L’UMP, dont on cherche en vain le programme et les listes, aurait pu en prendre de la graine. Il est vrai que cette dernière se range derrière Nicolas Sarkozy qui a « si bien réussi quand la France présidait l’Europe ». Qu’en reste-t-il de cette présidence française en dehors des effets d’annonce ? Rien ! Non, pas tout à fait. La France et l’Europe se sont faites humilier par la Russie qui occupe aujourd’hui une partie de la Géorgie. Le plan de relance européen contre la crise se résume à 27 plans nationaux sans réelle cohérence et coordination…etc…etc…
Quand aux fameux sondages, ils montrent en fait une grande stabilité du PS autour de 22%, score légèrement supérieur à la période 1979-1999 (20,7%). Faut-il rappeler que la liste conduite par François Mitterrand en 1979 avait fait 23,53 % et celle conduite par François Hollande en 1999, au moment où les socialistes étaient au zénith de leur popularité en France comme en Europe, n’avait pas dépassé les 22% (21,9%) ? Alors, au soir du 7 juin, un score entre 20 et 22 % ne pourrait pas être interprété comme une défaite du PS. Loin s’en faut !
En fait, ce qui frappe dans tous les sondages, c’est l’effondrement de la droite, qui non seulement se confirme, mais s’amplifie lourdement. De 40,9% en moyenne entre 1979 et 1999, elle passe à 27% dans les intentions de vote aujourd’hui. Nous sommes très loin de la liste de Simone Veil (RPR-UDF) qui, en 1984, a recueilli 43% des suffrages exprimés. Aujourd’hui, le total de la droite ne dépasse pas les 33%. Si l’on ajoute les droites extrêmes, on atteint péniblement les 40% d’intentions de vote.
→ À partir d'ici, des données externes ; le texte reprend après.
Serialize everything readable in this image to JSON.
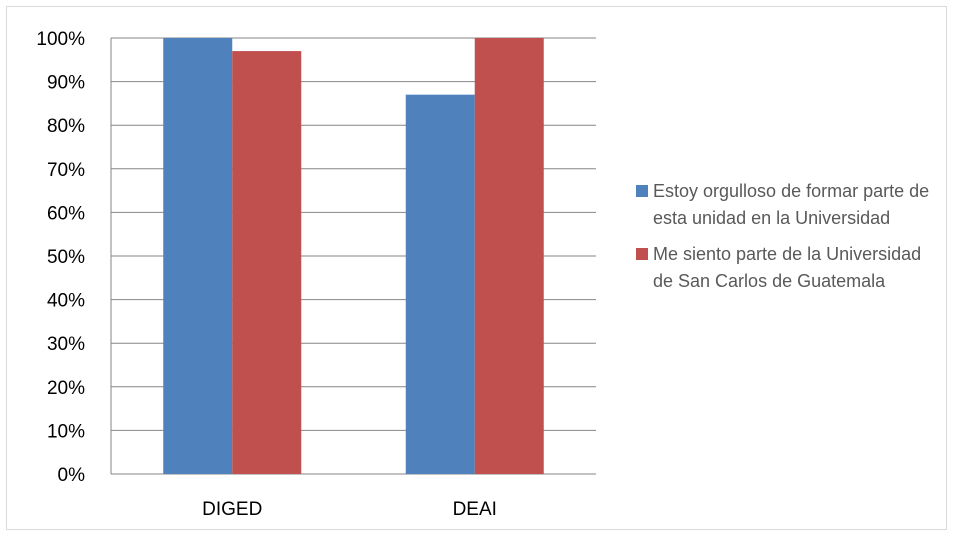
{
  "chart_data": {
    "type": "bar",
    "categories": [
      "DIGED",
      "DEAI"
    ],
    "series": [
      {
        "name": "Estoy orgulloso de formar parte de esta unidad en la Universidad",
        "values": [
          100,
          87
        ],
        "color": "#4f81bd"
      },
      {
        "name": "Me siento parte de la Universidad de San Carlos de Guatemala",
        "values": [
          97,
          100
        ],
        "color": "#c0504d"
      }
    ],
    "y_ticks": [
      "0%",
      "10%",
      "20%",
      "30%",
      "40%",
      "50%",
      "60%",
      "70%",
      "80%",
      "90%",
      "100%"
    ],
    "ylim": [
      0,
      100
    ],
    "grid": true,
    "legend_position": "right",
    "title": "",
    "xlabel": "",
    "ylabel": ""
  }
}
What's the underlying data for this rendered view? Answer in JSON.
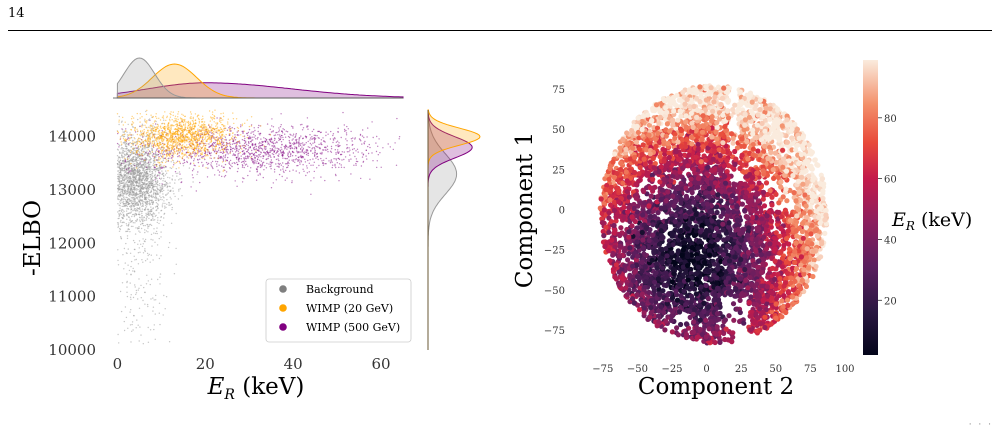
{
  "page": {
    "number": "14",
    "corner_mark": "· · ·"
  },
  "colors": {
    "background": "#999999",
    "wimp20": "#ffa500",
    "wimp500": "#800080"
  },
  "chart_data": [
    {
      "type": "scatter",
      "title": "",
      "xlabel_main": "E",
      "xlabel_sub": "R",
      "xlabel_unit": " (keV)",
      "ylabel": "-ELBO",
      "xlim": [
        -1,
        65
      ],
      "ylim": [
        10000,
        14500
      ],
      "xticks": [
        0,
        20,
        40,
        60
      ],
      "yticks": [
        10000,
        11000,
        12000,
        13000,
        14000
      ],
      "grid": false,
      "legend_position": "lower-right",
      "marginals": "kde",
      "series": [
        {
          "name": "Background",
          "color": "#999999",
          "x_center": 5,
          "x_spread": 3.5,
          "y_center": 13200,
          "y_spread": 420,
          "y_tail_min": 10100
        },
        {
          "name": "WIMP (20 GeV)",
          "color": "#ffa500",
          "x_center": 15,
          "x_spread": 6,
          "y_center": 14000,
          "y_spread": 200
        },
        {
          "name": "WIMP (500 GeV)",
          "color": "#800080",
          "x_center": 32,
          "x_spread": 13,
          "y_center": 13750,
          "y_spread": 230
        }
      ]
    },
    {
      "type": "scatter",
      "title": "",
      "xlabel": "Component 2",
      "ylabel": "Component 1",
      "xlim": [
        -90,
        100
      ],
      "ylim": [
        -90,
        90
      ],
      "xticks": [
        -75,
        -50,
        -25,
        0,
        25,
        50,
        75,
        100
      ],
      "yticks": [
        -75,
        -50,
        -25,
        0,
        25,
        50,
        75
      ],
      "grid": false,
      "colorbar": {
        "label_main": "E",
        "label_sub": "R",
        "label_unit": " (keV)",
        "ticks": [
          20,
          40,
          60,
          80
        ],
        "range": [
          2,
          99
        ],
        "colormap": "rocket"
      }
    }
  ]
}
Pas de quoi pavoiser, quand la gauche dépasse les 44% !
Il est clair que l’élection du 7 juin peut se traduire par une victoire importante de la gauche avec un parti socialiste conforté. Le Modem, loin de tailler des croupières au PS, détourne en fait de l’UMP l’électorat centriste qui votait majoritairement à droite auparavant. La faiblesse du score dans les sondages de l’UMP, du Nouveau Centre et du Parti radical (27%) l'atteste.